После обеда, оставшись с ним вдвоем на террасе, она говорит каким-то новым голосом, без тени прежнего вызова и кокетства, со скорбным липом и потухшими глазами:
– Антон Михайлович, вы всегда были мне верным другом… Съездите к Опочинину, передайте ему вот эту записку, расспросите его… вообще… Я не могу жить так… в этой неизвестности…
Она смолкает, борясь с подступающими слезами.
– Успокойтесь, дорогая моя! Я все сделаю. Дня через два вы получите сведения. Если б он мог писать, неужели вы думаете, он не уведомил бы вас?
– Ах, я ничего не знаю! – срывается у нее.
«Он заболел неспроста», – думает Лучинин.
Но ему странно, что она так тоскует об Опочинине. Он считал ее сильнее или бессердечнее.
После чая они идут гулять.
На солнце жарко, как в июле, но день стал заметно короче, и августовские вечера свежи. Неуловимо чувствуется дыхание смерти в печали сжатых полей, в пестром уборе сада, в холодных утренних росах, в стеклянной звонкости всех звуков, привольно несущихся с далеких мельниц и хуторов.

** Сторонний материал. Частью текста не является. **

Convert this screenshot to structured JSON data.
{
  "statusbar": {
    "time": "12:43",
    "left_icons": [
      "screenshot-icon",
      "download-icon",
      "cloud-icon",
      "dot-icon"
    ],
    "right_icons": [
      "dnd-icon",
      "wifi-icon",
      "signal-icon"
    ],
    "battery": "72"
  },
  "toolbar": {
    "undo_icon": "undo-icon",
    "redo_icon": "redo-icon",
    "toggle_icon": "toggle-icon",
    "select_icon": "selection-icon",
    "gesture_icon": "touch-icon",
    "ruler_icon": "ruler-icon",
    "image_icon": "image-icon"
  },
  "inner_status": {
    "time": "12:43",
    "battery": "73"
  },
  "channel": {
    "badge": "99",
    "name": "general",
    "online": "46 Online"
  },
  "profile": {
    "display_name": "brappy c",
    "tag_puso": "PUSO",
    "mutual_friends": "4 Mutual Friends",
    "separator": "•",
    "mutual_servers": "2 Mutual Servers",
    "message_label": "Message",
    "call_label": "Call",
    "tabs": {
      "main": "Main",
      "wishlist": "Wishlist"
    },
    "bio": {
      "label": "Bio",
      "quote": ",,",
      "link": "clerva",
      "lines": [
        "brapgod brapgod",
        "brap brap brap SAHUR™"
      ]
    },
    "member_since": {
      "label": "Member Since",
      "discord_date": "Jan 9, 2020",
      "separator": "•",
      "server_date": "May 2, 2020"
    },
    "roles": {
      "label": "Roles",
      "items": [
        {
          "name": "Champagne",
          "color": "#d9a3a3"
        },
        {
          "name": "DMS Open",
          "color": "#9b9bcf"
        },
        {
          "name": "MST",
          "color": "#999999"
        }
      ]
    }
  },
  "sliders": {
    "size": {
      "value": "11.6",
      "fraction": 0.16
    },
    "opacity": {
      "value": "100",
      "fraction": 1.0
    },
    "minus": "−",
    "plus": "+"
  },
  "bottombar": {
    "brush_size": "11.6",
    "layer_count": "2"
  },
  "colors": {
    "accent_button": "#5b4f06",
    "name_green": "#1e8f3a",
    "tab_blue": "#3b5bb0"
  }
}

Куда исчезли пчелы, гудевшие над левкоями? Где нарядные бабочки, трепетно приникавшие к розам? Цветник ярок и пышен. Но нет в нем ароматов, нет в цветах страстной жажды жизни, весенних грез и летней неги. И все они напоминают нарумяненные лица людей, таящих в себе смертельную болезнь.

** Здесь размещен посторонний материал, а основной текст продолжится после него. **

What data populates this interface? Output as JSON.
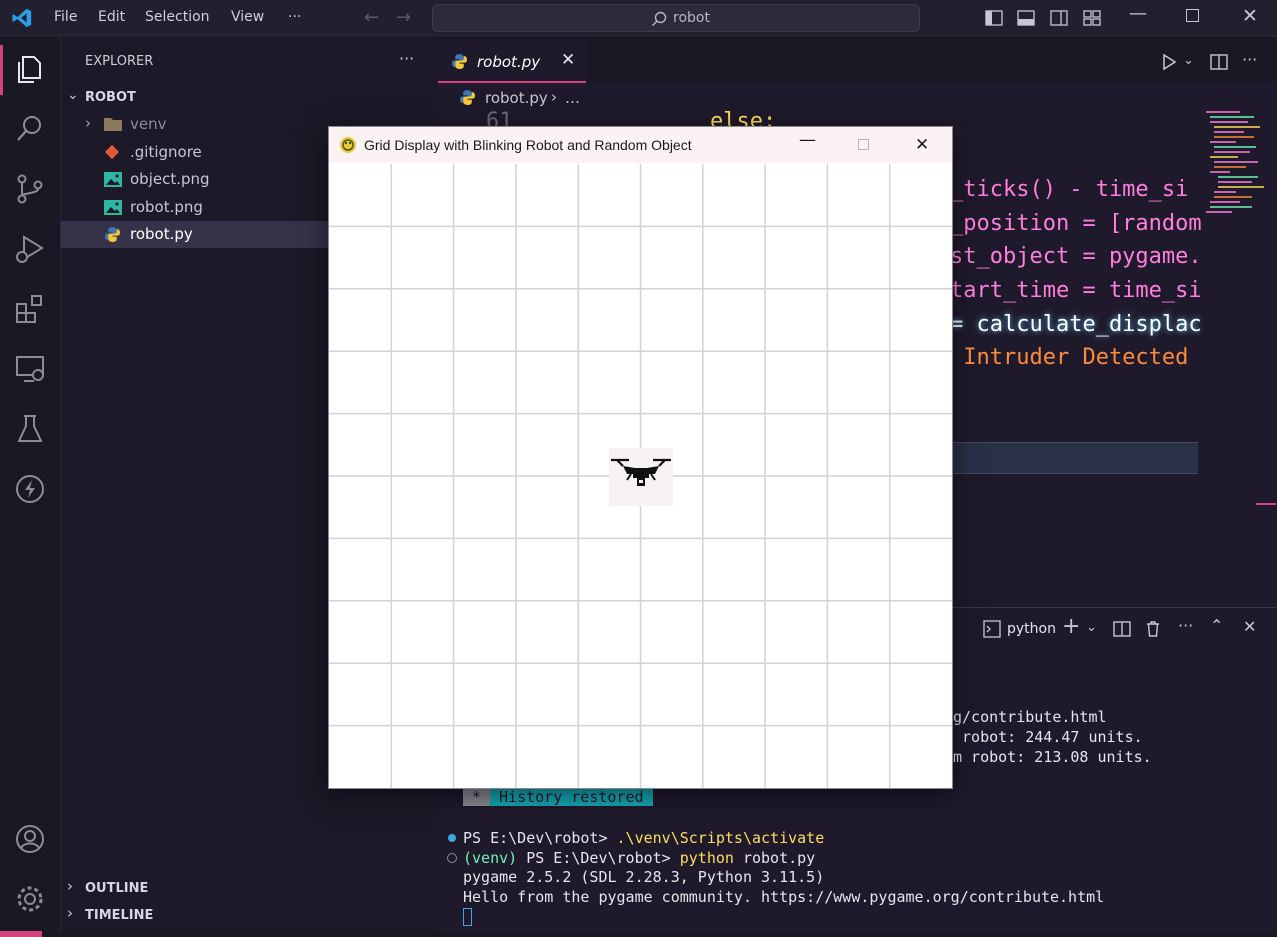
{
  "menu": [
    "File",
    "Edit",
    "Selection",
    "View",
    "···"
  ],
  "search_text": "robot",
  "sidebar": {
    "title": "EXPLORER",
    "more": "···",
    "root": "ROBOT",
    "items": [
      {
        "label": "venv",
        "icon": "folder-icon"
      },
      {
        "label": ".gitignore",
        "icon": "git-icon"
      },
      {
        "label": "object.png",
        "icon": "image-icon"
      },
      {
        "label": "robot.png",
        "icon": "image-icon"
      },
      {
        "label": "robot.py",
        "icon": "python-icon"
      }
    ],
    "outline": "OUTLINE",
    "timeline": "TIMELINE"
  },
  "editor": {
    "tab_label": "robot.py",
    "breadcrumb_file": "robot.py",
    "breadcrumb_more": "…",
    "line_number": "61",
    "code_lines": [
      {
        "text": "else:"
      },
      {
        "text": "_ticks() - time_si"
      },
      {
        "text": "_position = [random"
      },
      {
        "text": "st_object = pygame."
      },
      {
        "text": "tart_time = time_si"
      },
      {
        "text": "= calculate_displac"
      },
      {
        "text": " Intruder Detected "
      }
    ]
  },
  "panel": {
    "terminal_name": "python",
    "lines_top": [
      "g/contribute.html",
      " robot: 244.47 units.",
      "m robot: 213.08 units."
    ],
    "history_star": " * ",
    "history_text": " History restored ",
    "prompt1_ps": "PS E:\\Dev\\robot> ",
    "prompt1_cmd": ".\\venv\\Scripts\\activate",
    "prompt2_venv": "(venv) ",
    "prompt2_ps": "PS E:\\Dev\\robot> ",
    "prompt2_cmd": "python",
    "prompt2_arg": " robot.py",
    "out1": "pygame 2.5.2 (SDL 2.28.3, Python 3.11.5)",
    "out2": "Hello from the pygame community. https://www.pygame.org/contribute.html"
  },
  "pygame_window": {
    "title": "Grid Display with Blinking Robot and Random Object",
    "grid_cols": 10,
    "grid_rows": 10,
    "robot_cell": [
      4,
      4
    ]
  },
  "colors": {
    "accent": "#d6437c",
    "keyword": "#f7a833",
    "string": "#ff8b39",
    "identifier": "#ff7edb",
    "plain": "#ffffff"
  }
}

Так чувствует Надежда Васильевна. Никогда еще с такой страшной правдивостью не раскрывалась перед нею душа осени, роковой смысл ее последней красоты. Раньше Надежда Васильевна даже любила осень не менее весны. Ее радовал пьяный аромат яблок, наполняющий весь сад, даже комнаты, обилие фруктов, хозяйственная суета: варенье, соленье…

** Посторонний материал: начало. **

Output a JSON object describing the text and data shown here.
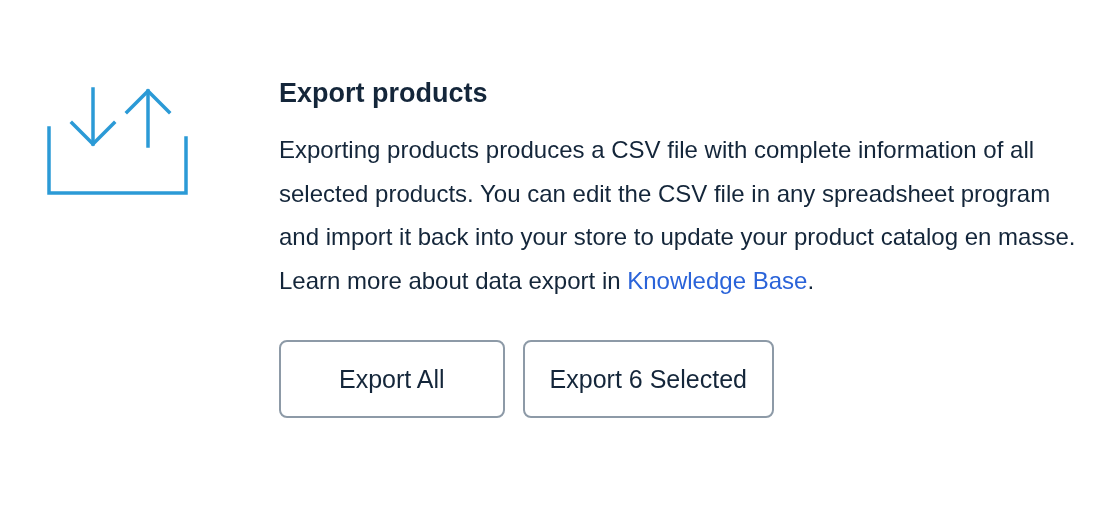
{
  "title": "Export products",
  "description": {
    "text": "Exporting products produces a CSV file with complete information of all selected products. You can edit the CSV file in any spreadsheet program and import it back into your store to update your product catalog en masse. Learn more about data export in ",
    "link": "Knowledge Base",
    "after": "."
  },
  "buttons": [
    {
      "label": "Export All"
    },
    {
      "label": "Export 6 Selected"
    }
  ]
}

До чего все это далеко от нее теперь! Она ни во что не входит. Все брошено на Полю. Она часто стоит теперь у цветника, остро чувствуя запах тления. Скорбно глядит на почерневшие последние левкои, на умирающие анютины глазки, которые трогательно пробуют улыбнуться ей темно-лиловыми бархатными устами. В аллее она следит за золотым листом, который, медленно кружась, падает на землю. А земля сыра и пахнет могилой. В траве шуршит испуганный уж. Он тоже грелся на солнце, потому что кровь его холодеет.
Так стоит она и думает, думает что-то. А в груди дрожат невыплаканные слезы.
– Удивительно! – говорит она Лучинину, идя с ним по степи, мимо выгоревших, пустых полей и вспаханных пластов чернозема. – Я раньше так любила осень! Что-то в ней, оказывается, я проглядела… Теперь она меня пугает. Во всем, куда ни глянешь, такая тоска… Посмотрите, как мертво в поле!.. Месяц назад здесь кипела жизнь. До самой ночи я слышала смех, песни, скрип телег…
– А это слышите?.. Бич щелкает. Мычат коровы. Блеют овцы. Чем не жизнь?
– Да, но раньше стадо не мешало нам гулять… День был длиннее… А вон и гуси идут на покой. Как далеко все слышно!.. Точно рядом… Но это уже последние звуки. Скоро наступит ночь, и все замрет. Мрак, тишина. В них точно тонешь, точно таешь… Это ужасное чувство!